Have you sat by the seaside, some beautiful day
When the sun doth set not a mile away,
With a face as mild as an Eastern moon,
But twice as large as it is at noon—
When the sun stoops down till he dips his hair
Of tangled go'd in the waters bare—
Till he dips his hair in the sounding sea
That heaves with a rhythmical monody—
Repeating its restless monody,
Like the soul of a poet so full of rhyme
That it cannot but sing for a whole lifetime?
Then you know how a life should be set to song,
With a rhythmical pulse as it floats along—
Like the pulse of stream as it floats along,
Its melody weaving in tangled braids
As it stealeth away to the woodland shades,
And, winding itself through many a glen,
Sends its music back to the ears of men:
But how many lives in this din of Broadway
Are set to this rhythm? Just tell me, I pray!
VIII.
Have you sat on the hillsides, some beautiful day
When the sun doth set not a mile away,
And the sunset darts like a golden breeze
Her long light lances through the trees,
Like hints of a world whose monody wells,
Set to the rhythm of Eden bells—
Those Eden bells which in orient tales
Are the leaves of the trees in fairy-like vales,
Whose breezes float to the silver tune
That fountains sing in the month of June,
Stirring the trees and stirring the leaves
To melody through delicious eves?
Then, reader, you know how a life should flow
With a glimpse of skies in its waters below,
As along the meadows sweet streamlets pass
Like music winding through the grass,
Stirring the grass the whole day long
With the tinkling laughter of their song.
But how many lives in this din of Broadway
Have a glimpse of skies in their flow to-day?
IX.
It is midnight: at random through the gloom
Creeps like a spectre from a tomb
An occasional step from those pitiful dens,
Night 'concert-saloons'—they are numbered by tens—
Which—so is man made—like all matters of sin,
Seem palace without and prison within;
Or, like some weird dead city of gleaming mausoles,
Inhabited only by corpses and ghouls—
Yes, corpses—just this dwell a moment upon—
They are dead, though they walk, for their manhood is gone.
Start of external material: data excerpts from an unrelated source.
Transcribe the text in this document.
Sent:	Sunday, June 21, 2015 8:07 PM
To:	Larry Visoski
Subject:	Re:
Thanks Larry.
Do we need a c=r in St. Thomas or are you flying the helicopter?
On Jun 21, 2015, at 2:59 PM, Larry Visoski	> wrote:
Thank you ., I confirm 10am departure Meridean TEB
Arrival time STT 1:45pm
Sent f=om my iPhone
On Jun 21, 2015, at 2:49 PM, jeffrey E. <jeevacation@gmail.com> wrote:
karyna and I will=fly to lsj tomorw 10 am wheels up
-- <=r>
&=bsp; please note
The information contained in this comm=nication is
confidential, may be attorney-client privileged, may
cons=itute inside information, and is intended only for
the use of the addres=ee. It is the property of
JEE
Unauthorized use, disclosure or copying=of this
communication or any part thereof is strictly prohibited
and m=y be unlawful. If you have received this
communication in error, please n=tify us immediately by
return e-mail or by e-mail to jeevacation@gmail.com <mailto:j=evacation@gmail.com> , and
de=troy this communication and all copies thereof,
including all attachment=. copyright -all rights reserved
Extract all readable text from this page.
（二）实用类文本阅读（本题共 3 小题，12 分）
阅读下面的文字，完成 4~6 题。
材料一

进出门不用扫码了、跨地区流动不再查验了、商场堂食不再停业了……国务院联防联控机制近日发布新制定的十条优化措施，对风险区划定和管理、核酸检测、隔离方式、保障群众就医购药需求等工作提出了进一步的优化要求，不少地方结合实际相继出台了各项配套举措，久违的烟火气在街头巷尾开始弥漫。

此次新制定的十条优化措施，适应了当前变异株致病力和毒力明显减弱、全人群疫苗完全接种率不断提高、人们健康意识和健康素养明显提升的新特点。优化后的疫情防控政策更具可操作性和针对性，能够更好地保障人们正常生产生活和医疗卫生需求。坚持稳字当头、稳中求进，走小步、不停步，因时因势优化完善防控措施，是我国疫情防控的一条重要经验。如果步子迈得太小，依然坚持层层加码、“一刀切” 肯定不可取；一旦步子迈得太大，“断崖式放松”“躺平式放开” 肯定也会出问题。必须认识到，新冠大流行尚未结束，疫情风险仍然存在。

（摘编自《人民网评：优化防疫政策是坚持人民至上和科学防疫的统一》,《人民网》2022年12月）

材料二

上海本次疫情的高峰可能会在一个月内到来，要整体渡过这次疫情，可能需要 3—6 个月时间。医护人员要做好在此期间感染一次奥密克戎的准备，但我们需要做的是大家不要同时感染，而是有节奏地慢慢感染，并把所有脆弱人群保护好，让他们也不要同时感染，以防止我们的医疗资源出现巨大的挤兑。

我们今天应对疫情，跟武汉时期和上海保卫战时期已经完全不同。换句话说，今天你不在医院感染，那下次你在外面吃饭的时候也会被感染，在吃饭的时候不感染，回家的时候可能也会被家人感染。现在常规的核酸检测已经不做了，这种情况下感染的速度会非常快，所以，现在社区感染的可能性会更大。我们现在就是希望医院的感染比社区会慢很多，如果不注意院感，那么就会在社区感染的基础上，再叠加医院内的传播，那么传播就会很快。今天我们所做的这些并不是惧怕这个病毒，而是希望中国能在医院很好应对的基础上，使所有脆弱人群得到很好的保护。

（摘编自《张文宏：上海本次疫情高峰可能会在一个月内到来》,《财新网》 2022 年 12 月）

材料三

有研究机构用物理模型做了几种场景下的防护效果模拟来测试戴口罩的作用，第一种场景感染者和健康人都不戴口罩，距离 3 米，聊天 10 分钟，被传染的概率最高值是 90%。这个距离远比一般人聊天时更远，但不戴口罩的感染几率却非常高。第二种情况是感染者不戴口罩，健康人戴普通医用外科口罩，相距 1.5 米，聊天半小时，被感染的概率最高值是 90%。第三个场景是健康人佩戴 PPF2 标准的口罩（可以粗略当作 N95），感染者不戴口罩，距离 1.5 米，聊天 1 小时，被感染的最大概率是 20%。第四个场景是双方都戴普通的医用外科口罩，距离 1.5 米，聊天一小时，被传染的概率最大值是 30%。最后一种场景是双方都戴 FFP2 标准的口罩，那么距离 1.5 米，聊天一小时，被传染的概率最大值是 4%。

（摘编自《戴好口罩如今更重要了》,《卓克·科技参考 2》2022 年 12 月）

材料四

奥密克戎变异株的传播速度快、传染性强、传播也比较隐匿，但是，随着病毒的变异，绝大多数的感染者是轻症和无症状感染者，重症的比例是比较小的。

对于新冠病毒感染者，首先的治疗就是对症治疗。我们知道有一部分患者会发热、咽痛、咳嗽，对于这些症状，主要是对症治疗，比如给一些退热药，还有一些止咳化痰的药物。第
But 'tis midnight; I've said nearly all I can say—
To-morrow we meet in the din of Broadway.
X.
And now, as an Arab would say or would sing
In his tales of a lady or ghoul,
By way of a moral I tell you this thing,
(And its maxims are true as a whole,)
That the beggar in soul is often a king,
And the king is a beggar in soul;
That a man may be moneyed and pampered and fat,
And a manikin only in spite of all that;
That one may have wealth and servants at call,
And be only a pauper notwithstanding it all;
That in spite of neglect and of social ban,
A pauper is often far more of a man—
Is surer of heaven and its blisses untold,
Than the millionaire with his worship of gold.